Pillsbury Family Involvement
In 1905, John and Charles Pillsbury, brothers who owned successful flour mills, gave Bethel $40,000 towards the construction of a new facility. The building was located near the intersection of what is now Cedar and Riverside Avenues, completed in 1906, and rechristened Pillsbury House to honor John and Charles parents. It then added a health clinic, women's employment office, home economics and arts classes, and boys' and girls' clubs. In 1920, Pillsbury House purchased land in Waconia, Minnesota, and established Camp Manakiki, a place where children and their mothers could go to escape the city.
Across town, Unity House, established in 1897, was serving nearly 95,000 people each year by the 1920s, in a similar fashion to Pillsbury House. These houses, along with others, would eventually form Pillsbury United Communities.
20th Century Settlements
By the 1920s, settlement houses across the country began to change. Social work became more "professionalized," more concerned with addressing individual psychiatric issues than systemic, societal problems. Settlement houses became increasingly dependent on the United Fund and Community Chests. At this time, settlements began calling themselves neighborhood or community centers, no longer able to support full-time residents or round-the-clock services.

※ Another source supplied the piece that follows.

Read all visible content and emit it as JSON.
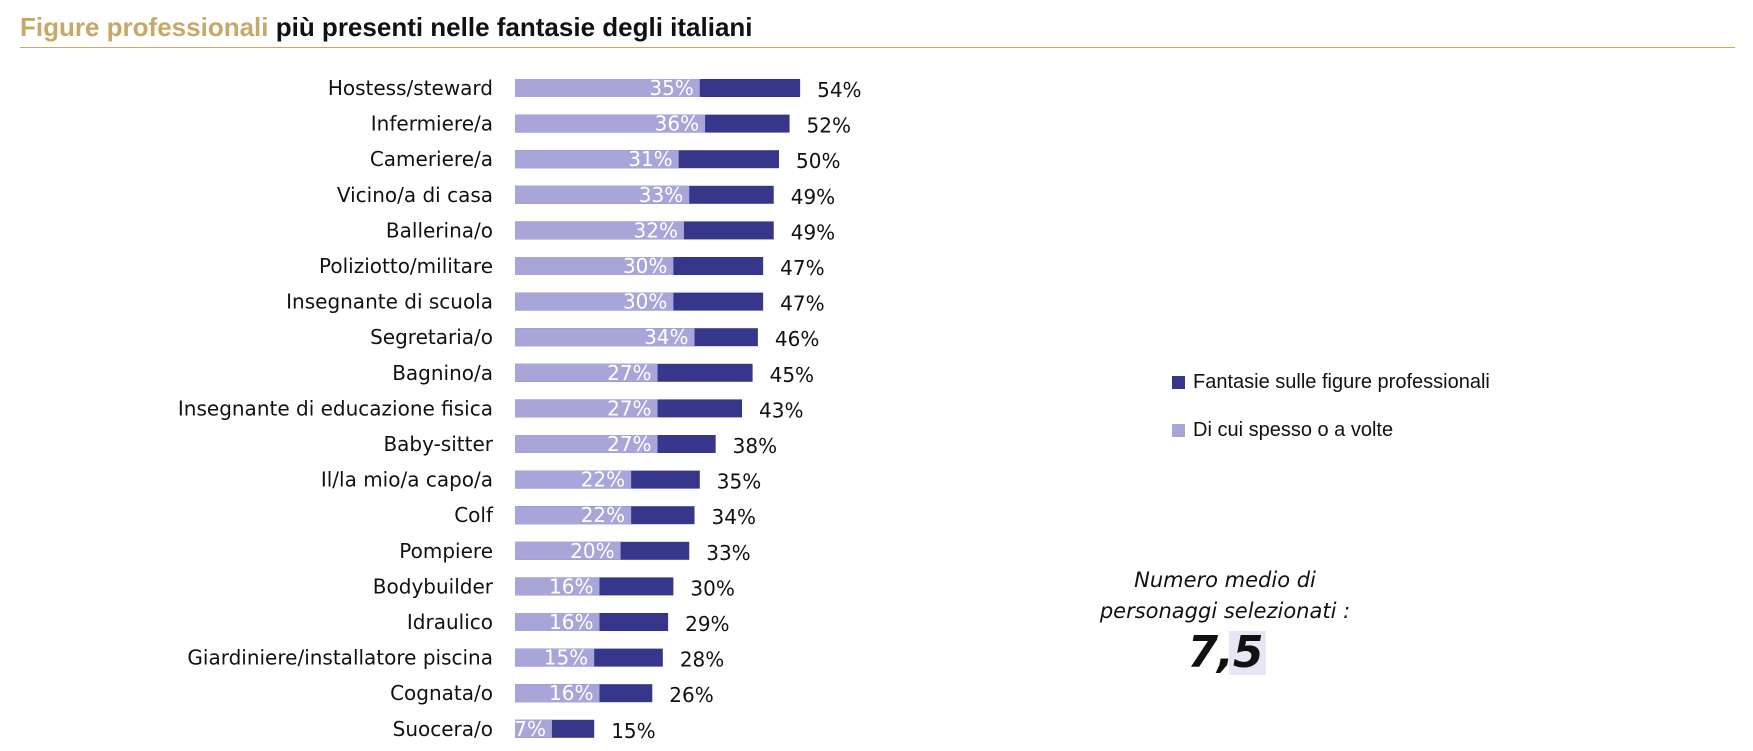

Yet neighborhood centers remained a flexible but consistent presence in Minneapolis’ poorest neighborhoods. They continued to offer programs as a means to building relationships with people that are the basis for sustainable healthier communities.
Today, it is estimated that there are more than 900 settlement houses in the United States, and thousands more in countries throughout the world. You may know them as “community" or "neighborhood centers,” but they are all descendants of a movement that began more than 100 years ago.